MESHING ALL OF GEOLOGY WITH THE HISTORY OF LIFE: THE “SYNOPTIC VIEW OF THE LEADING PHENOMENA OF GEOLOGY*,” 1836 (WILLIAM BUCKLAND AND THOMAS WEBSTER)
While cross-sections had been published together with maps (Smith, Cuvier and Brongniart, Maclure, e.g.), and plates of fossils published to accompany stratigraphic (cross-) sections (notably by William Smith), the synoptic view presented by Buckland and Webster was a tour-de-force illustrating all of geologic time as set out by rocks and fossils. Buckland’s Treatise was one of the most popular 19th-century books on natural history, widely distributed and influential, and Plate 1 in particular illustrated life’s progression through geologic time.

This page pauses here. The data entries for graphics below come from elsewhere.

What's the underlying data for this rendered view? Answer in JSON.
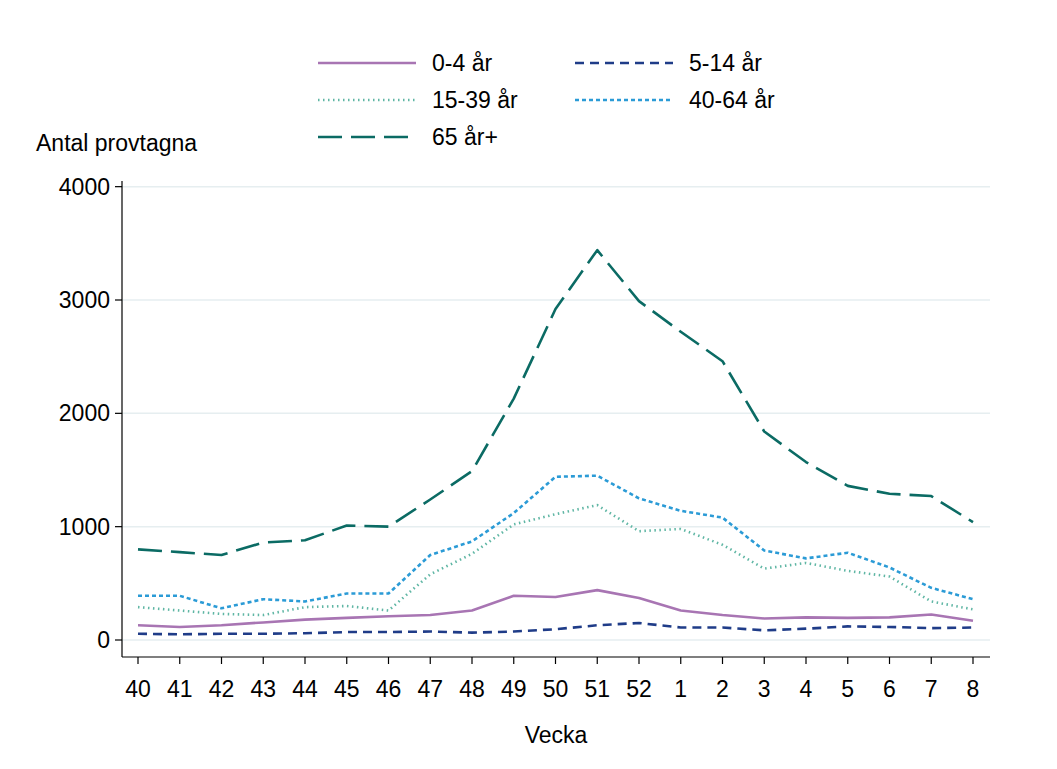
{
  "chart_data": {
    "type": "line",
    "x_label": "Vecka",
    "y_label": "Antal provtagna",
    "categories": [
      "40",
      "41",
      "42",
      "43",
      "44",
      "45",
      "46",
      "47",
      "48",
      "49",
      "50",
      "51",
      "52",
      "1",
      "2",
      "3",
      "4",
      "5",
      "6",
      "7",
      "8"
    ],
    "series": [
      {
        "name": "0-4 år",
        "color": "#a875b3",
        "line_style": "solid",
        "values": [
          130,
          115,
          130,
          155,
          180,
          195,
          210,
          220,
          260,
          390,
          380,
          440,
          370,
          260,
          220,
          190,
          200,
          195,
          200,
          225,
          170
        ]
      },
      {
        "name": "5-14 år",
        "color": "#1f3c88",
        "line_style": "dash",
        "values": [
          55,
          50,
          55,
          55,
          60,
          70,
          70,
          75,
          65,
          75,
          95,
          130,
          150,
          110,
          110,
          85,
          100,
          120,
          115,
          105,
          110
        ]
      },
      {
        "name": "15-39 år",
        "color": "#5fb6a4",
        "line_style": "dot",
        "values": [
          290,
          260,
          230,
          220,
          290,
          300,
          260,
          580,
          760,
          1020,
          1110,
          1190,
          960,
          980,
          840,
          630,
          680,
          610,
          560,
          340,
          270
        ]
      },
      {
        "name": "40-64 år",
        "color": "#2b9bd6",
        "line_style": "shortdash",
        "values": [
          390,
          390,
          280,
          360,
          340,
          410,
          410,
          750,
          870,
          1120,
          1440,
          1450,
          1250,
          1140,
          1080,
          790,
          720,
          770,
          640,
          460,
          360
        ]
      },
      {
        "name": "65 år+",
        "color": "#0b6b64",
        "line_style": "longdash",
        "values": [
          800,
          775,
          750,
          860,
          880,
          1010,
          1000,
          1240,
          1490,
          2130,
          2920,
          3440,
          2990,
          2720,
          2460,
          1840,
          1570,
          1360,
          1290,
          1270,
          1040
        ]
      }
    ],
    "ylim": [
      -150,
      4050
    ],
    "yticks": [
      0,
      1000,
      2000,
      3000,
      4000
    ],
    "grid": true,
    "legend": "top"
  }
}
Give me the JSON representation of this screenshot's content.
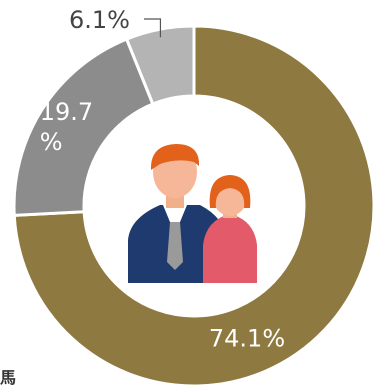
{
  "chart_data": {
    "type": "pie",
    "variant": "donut",
    "categories": [
      "",
      "",
      ""
    ],
    "values": [
      74.1,
      19.7,
      6.1
    ],
    "labels": [
      "74.1%",
      "19.7 %",
      "6.1%"
    ],
    "colors": [
      "#8e7a40",
      "#8c8c8c",
      "#b4b4b4"
    ],
    "slice_separator_color": "#ffffff",
    "title": "",
    "legend": "none",
    "center_icon": "people-icon"
  },
  "fragment_text": "馬"
}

A version of this figure, including a key rather than the 17-page explanation, appeared in Heinrich Berghaus’ 1840s monumental Physikalischer Atlas. This version today is noted as a pioneering work in graphical illustration.
[subtitled:] *”Besides 120 figures of Plants and Animals, this Plate represents 30 kinds of Sedimentary Deposits, and 8 varieties of Unstratified Rocks; it also shows the dispositions of intruded Dykes, Metalliferous Veins, and Faults”
[title on Plate:] “Ideal Section of a Portion of the Earth’s Crust, intended to show The Order of Deposition of the Stratified Rocks, with their relation to The Unstratified Rocks, Composed by Thomas Webster, F.G.S. &c. The Plants and Animals Selected and Arranged by Dr. Buckland and Engraved by Joseph Fisher.”